Par contre, ce qui est important dans ce texte, et ce qui l'est important dans les rapports de la préposée à la protection des données et à la transparence, c'est la difficulté de mettre en route sa mission; c'est la difficulté, pour la fonction publique - et pour nous-mêmes, peut-être, en tant que députés - d'accepter qu'il y a des règles de transparence; ce sont peut-être aussi des règles nouvelles que cette personne nous apporte dans l'administration, lesquelles constituent des ouvertures inédites au niveau du droit international et de l'implication que cela peut avoir pour chacun des citoyens ayant affaire avec l'Etat, par rapport aux prestations que l'Etat fournit.

C'est ça qu'il est important de retenir dans ce rapport: cette amertume dont parlait M. Poggia, mais aussi, je dirai, cette difficulté de mise en route des moyens de transparence des informations pour tout un chacun à Genève. C'est là-dessus, Mesdames et Messieurs les députés, que nous devrons être attentifs dorénavant. Merci beaucoup.

Mme Mathilde Captyn (Ve). Après les interventions de mes deux préopinants - mises à part les questions d'abonnements à certains journaux ou du nombre d'employés du bureau des préposées à la transparence des informations de l'Etat, de même que la question de la protection des données personnelles - il m'a aussi semblé important de rappeler que, dans le fond, c'est un processus lent. C'est surtout un changement de culture, après tout, que l'Etat de Genève, que l'administration doit réaliser. Apparemment, ce processus n'est pas très harmonieux et il y a peut-être des problèmes de méthode et certaines difficultés. Mais il nous semble essentiel de rappeler l'importance de la protection des données personnelles, l'importance de la transparence des informations de l'Etat. Il en va de la confiance des citoyens en leur Etat, et c'est la raison pour laquelle j'ose espérer que le processus s'améliore. Il faut peut-être relever le travail important, même magistral, que l'administration fédérale a réalisé dans le cadre de cette question.

Voilà ce que j'avais à dire sur le sujet. Je vous remercie.

Le président. Mais c'est nous qui vous remercions, Madame la députée. La parole est à M. Frédéric Hohl.

M. Frédéric Hohl (R). Merci, Monsieur le président. Je prends la parole, comme nous sommes aux extraits...

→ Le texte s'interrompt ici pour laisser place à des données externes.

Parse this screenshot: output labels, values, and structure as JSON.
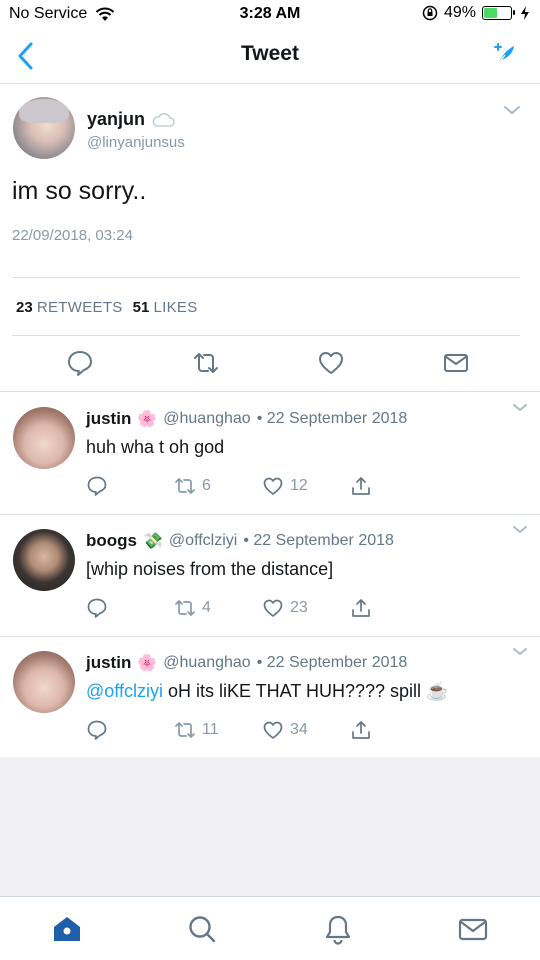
{
  "status_bar": {
    "carrier": "No Service",
    "time": "3:28 AM",
    "battery_percent": "49%",
    "battery_level": 0.49
  },
  "nav": {
    "title": "Tweet"
  },
  "main_tweet": {
    "author_name": "yanjun",
    "author_handle": "@linyanjunsus",
    "text": "im so sorry..",
    "timestamp": "22/09/2018, 03:24",
    "retweets_count": "23",
    "retweets_label": "RETWEETS",
    "likes_count": "51",
    "likes_label": "LIKES"
  },
  "replies": [
    {
      "name": "justin",
      "emoji": "🌸",
      "handle": "@huanghao",
      "date": "• 22 September 2018",
      "mention": "",
      "text": "huh wha t oh god",
      "retweets": "6",
      "likes": "12"
    },
    {
      "name": "boogs",
      "emoji": "💸",
      "handle": "@offclziyi",
      "date": "• 22 September 2018",
      "mention": "",
      "text": "[whip noises from the distance]",
      "retweets": "4",
      "likes": "23"
    },
    {
      "name": "justin",
      "emoji": "🌸",
      "handle": "@huanghao",
      "date": "• 22 September 2018",
      "mention": "@offclziyi",
      "text": " oH its liKE THAT HUH???? spill ☕",
      "retweets": "11",
      "likes": "34"
    }
  ],
  "colors": {
    "accent": "#1da1f2",
    "muted": "#8899a6",
    "battery": "#4cd964"
  },
  "tabs": [
    "home-icon",
    "search-icon",
    "notifications-icon",
    "messages-icon"
  ]
}
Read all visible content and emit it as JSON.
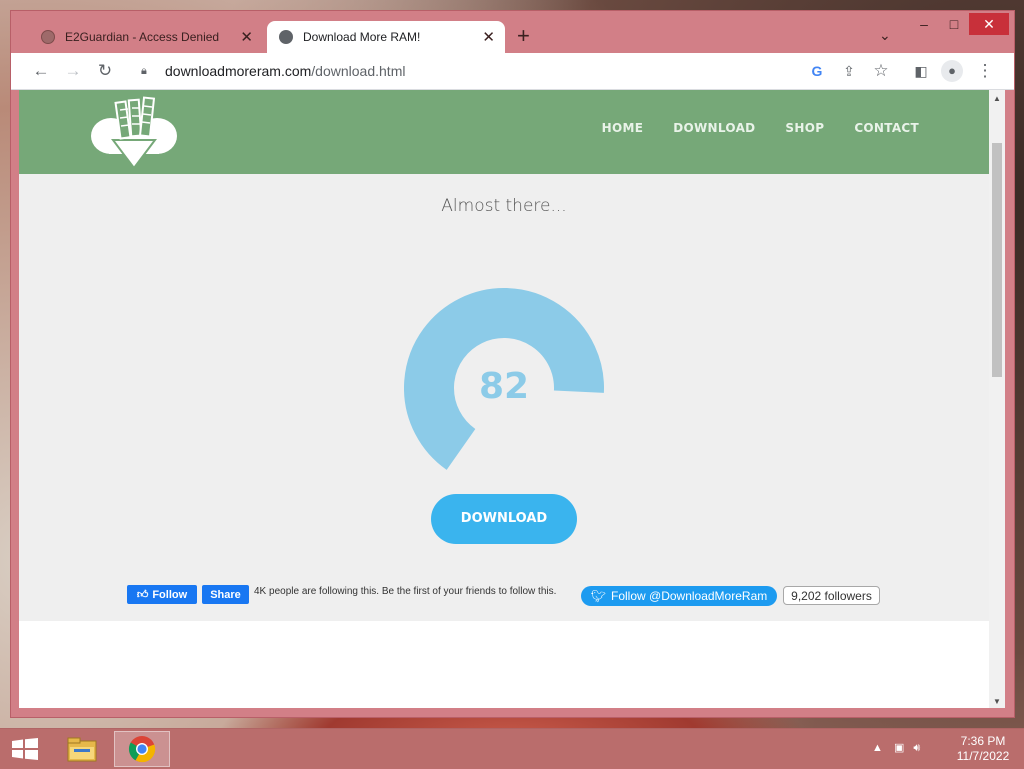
{
  "browser": {
    "tabs": [
      {
        "title": "E2Guardian - Access Denied",
        "active": false
      },
      {
        "title": "Download More RAM!",
        "active": true
      }
    ],
    "address": {
      "host": "downloadmoreram.com",
      "path": "/download.html"
    }
  },
  "site": {
    "nav": [
      "HOME",
      "DOWNLOAD",
      "SHOP",
      "CONTACT"
    ],
    "status_text": "Almost there...",
    "progress": {
      "value": 82,
      "max": 100
    },
    "download_label": "DOWNLOAD",
    "social": {
      "fb_follow": "Follow",
      "fb_share": "Share",
      "fb_text": "4K people are following this. Be the first of your friends to follow this.",
      "twitter_follow": "Follow @DownloadMoreRam",
      "twitter_followers": "9,202 followers"
    },
    "colors": {
      "header": "#76a878",
      "gauge": "#8ccbe8",
      "button": "#3ab4ee"
    }
  },
  "taskbar": {
    "time": "7:36 PM",
    "date": "11/7/2022"
  }
}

Le président. J'allais le rappeler !

M. Frédéric Hohl. Merci, Monsieur le président, c'était juste avant que vous le fassiez... Non, effectivement, il n'y avait rien de méchant dans ces questions. On a posé des questions assez claires, en commission des finances, sur ces abonnements, et puis surtout sur les effectifs. On a été un peu, je ne veux pas dire choqués, mais on se posait des tas de questions sur cet effectif qui semble beaucoup plus grand que dans d'autres cantons. Malheureusement, on n'a pas encore obtenu les réponses. Alors on se réjouit de les recevoir, auquel cas on viendra dire: «Eh bien, effectivement, nous avons reçu les réponses et nous sommes heureux.» Mais, pour l'instant, nous sommes très inquiets concernant ces effectifs.

M. Claude Aubert (L), rapporteur ad interim. J'aimerais donner brièvement la parole à quelqu'un qui a été cité. (L'orateur enclenche son téléphone portable: une sonnerie émet le cri d'un oiseau.) Je remercie le colvert d'avoir imité le «Canard enchaîné» ! (Rires.)

Le président. Mesdames et Messieurs, nous sommes en procédure de vote. La commission recommande le renvoi de ce rapport au Conseil d'Etat.

Mis aux voix, le renvoi du rapport RD 863-A au Conseil d'Etat est adopté par 52 oui (unanimité des votants).